Relevant to our intervention-oriented research question – we can identify areas of contradiction and areas of lack awareness in the way that our participants think about race, which can then inform interventions. We can build upon their existing wisdom as well. We can then frame our interventions in a way that is accessible to participants – that shows an understanding of their perspectives.

Showing understanding can allow us to be supportive and affirming even as we challenge them in ways that could produce a general sense of threat. Our intervention depends on challenging, not threatening, our participants.

Process:
We could, for example, select two communities, one racially diverse and the other majority white. Then we could conduct a participant observation study – meeting with community members (white and non-white) and spending time with them formally and informally.

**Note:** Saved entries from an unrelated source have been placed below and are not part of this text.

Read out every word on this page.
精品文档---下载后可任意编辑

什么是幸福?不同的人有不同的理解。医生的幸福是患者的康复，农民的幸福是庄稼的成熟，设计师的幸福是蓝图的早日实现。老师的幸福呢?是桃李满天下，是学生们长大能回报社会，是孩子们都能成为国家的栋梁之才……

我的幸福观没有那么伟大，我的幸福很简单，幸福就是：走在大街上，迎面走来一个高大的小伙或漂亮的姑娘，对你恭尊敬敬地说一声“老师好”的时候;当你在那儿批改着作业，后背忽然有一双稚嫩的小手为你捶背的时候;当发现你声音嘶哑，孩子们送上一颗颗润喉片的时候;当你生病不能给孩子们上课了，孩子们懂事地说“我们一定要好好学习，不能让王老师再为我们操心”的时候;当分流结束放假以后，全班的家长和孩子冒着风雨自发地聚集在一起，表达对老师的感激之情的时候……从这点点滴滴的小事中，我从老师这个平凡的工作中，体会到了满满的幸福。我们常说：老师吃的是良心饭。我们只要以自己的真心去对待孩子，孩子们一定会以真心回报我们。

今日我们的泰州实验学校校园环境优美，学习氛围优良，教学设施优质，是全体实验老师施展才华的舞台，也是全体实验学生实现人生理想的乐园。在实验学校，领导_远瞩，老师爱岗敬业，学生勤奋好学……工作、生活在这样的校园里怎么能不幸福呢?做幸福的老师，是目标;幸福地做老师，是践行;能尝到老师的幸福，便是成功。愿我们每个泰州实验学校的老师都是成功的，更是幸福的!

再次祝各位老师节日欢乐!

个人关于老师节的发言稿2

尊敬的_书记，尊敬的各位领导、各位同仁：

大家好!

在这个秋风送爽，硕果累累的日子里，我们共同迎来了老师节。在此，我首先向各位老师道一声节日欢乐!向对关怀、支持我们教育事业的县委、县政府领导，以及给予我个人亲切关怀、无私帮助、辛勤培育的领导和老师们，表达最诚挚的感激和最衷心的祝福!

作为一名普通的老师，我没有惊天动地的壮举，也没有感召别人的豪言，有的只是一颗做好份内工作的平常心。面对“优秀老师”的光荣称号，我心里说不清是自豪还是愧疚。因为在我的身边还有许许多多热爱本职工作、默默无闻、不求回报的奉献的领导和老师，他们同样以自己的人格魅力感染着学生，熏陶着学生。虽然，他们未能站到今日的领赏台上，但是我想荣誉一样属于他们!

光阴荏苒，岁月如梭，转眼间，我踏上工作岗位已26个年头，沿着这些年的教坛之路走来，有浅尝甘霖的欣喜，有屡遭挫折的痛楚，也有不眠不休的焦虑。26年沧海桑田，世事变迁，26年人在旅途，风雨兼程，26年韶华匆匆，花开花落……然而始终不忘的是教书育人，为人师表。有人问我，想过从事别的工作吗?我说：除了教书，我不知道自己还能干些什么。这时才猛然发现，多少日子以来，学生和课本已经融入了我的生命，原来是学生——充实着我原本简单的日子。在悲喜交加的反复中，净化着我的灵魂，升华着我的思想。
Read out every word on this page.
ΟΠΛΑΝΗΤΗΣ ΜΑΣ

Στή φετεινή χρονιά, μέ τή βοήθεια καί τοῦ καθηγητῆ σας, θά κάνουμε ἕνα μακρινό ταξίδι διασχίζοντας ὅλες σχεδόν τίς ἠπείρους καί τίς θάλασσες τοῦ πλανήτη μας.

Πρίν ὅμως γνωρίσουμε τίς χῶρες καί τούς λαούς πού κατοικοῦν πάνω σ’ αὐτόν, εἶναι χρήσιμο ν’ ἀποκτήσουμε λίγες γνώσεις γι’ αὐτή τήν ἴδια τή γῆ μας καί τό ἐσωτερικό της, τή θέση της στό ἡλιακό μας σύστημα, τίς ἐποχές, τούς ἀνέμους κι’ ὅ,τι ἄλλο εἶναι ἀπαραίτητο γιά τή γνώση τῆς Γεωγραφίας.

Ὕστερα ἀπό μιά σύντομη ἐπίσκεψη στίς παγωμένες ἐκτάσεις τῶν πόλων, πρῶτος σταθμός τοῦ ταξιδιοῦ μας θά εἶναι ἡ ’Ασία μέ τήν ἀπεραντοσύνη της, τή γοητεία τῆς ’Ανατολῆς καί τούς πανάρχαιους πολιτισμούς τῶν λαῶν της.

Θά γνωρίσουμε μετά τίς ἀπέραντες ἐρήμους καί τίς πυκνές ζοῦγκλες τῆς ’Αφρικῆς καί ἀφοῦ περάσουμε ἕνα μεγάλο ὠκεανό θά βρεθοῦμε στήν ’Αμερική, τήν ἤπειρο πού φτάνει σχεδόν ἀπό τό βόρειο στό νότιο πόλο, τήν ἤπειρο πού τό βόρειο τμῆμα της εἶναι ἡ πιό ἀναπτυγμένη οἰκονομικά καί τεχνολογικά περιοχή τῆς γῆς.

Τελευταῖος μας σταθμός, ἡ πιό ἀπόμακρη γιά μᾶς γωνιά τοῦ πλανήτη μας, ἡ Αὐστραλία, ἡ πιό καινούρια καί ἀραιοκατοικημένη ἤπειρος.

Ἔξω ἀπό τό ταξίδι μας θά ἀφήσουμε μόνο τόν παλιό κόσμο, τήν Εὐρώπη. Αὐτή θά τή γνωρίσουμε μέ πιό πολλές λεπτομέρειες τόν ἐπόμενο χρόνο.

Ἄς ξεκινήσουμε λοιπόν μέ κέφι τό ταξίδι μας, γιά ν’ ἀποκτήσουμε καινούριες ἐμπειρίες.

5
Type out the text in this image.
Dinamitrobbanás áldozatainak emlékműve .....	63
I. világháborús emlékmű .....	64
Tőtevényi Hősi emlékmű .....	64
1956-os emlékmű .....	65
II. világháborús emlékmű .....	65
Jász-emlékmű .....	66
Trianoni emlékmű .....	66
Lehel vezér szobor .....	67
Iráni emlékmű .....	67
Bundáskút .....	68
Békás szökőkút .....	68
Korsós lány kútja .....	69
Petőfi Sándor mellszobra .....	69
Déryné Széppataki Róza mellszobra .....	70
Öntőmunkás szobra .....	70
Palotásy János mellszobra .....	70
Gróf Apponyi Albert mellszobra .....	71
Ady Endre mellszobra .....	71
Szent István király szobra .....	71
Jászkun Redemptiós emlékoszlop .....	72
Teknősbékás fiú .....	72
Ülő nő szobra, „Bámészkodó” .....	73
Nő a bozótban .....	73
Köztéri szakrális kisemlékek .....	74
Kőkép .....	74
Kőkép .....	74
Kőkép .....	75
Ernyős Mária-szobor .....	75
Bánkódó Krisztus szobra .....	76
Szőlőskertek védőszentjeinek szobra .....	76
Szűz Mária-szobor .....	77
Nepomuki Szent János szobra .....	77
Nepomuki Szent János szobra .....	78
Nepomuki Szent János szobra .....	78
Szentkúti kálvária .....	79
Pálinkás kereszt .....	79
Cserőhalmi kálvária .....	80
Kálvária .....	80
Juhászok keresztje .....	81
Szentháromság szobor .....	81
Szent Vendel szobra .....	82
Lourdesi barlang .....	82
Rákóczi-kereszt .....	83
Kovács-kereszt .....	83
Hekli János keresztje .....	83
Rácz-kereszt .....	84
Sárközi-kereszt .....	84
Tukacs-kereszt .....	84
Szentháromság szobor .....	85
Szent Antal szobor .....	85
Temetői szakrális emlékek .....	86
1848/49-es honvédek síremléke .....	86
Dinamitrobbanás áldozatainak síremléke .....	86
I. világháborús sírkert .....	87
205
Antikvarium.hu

Formal contact might be in the form open-ended interviews in which we ask community members about racial attitudes, attitudes towards prejudice, interracial interaction, and discrimination. For my own experience as anthropologist, click here. We could also sit in on meetings in which community members are discussing related issues, including diversity but also including economic or political issues that they may see as relevant to race. Using both individual interviews and a record of public utterances, formal study can juxtapose public and private expression.

Informal contact may be more rare and will depend upon the rapport that you have built in formal interviews. In “hanging out” with community members, you may encounter a very different, more spontaneous, public and private expression. However, spontaneity does not mean that the expression of the attitude is “pure.” By talking with people and asking questions you inevitably influence what they later express and how they express it, at least to you. You’ve made ideas and the expression of ideas salient that may have only been inchoate before you began your research. Last, no matter how much rapport your develop, some ideas will not be expressed.

To get at those ideas, we can employ structured, interview, surveys, implicit attitudes tests, and behavioral experiments.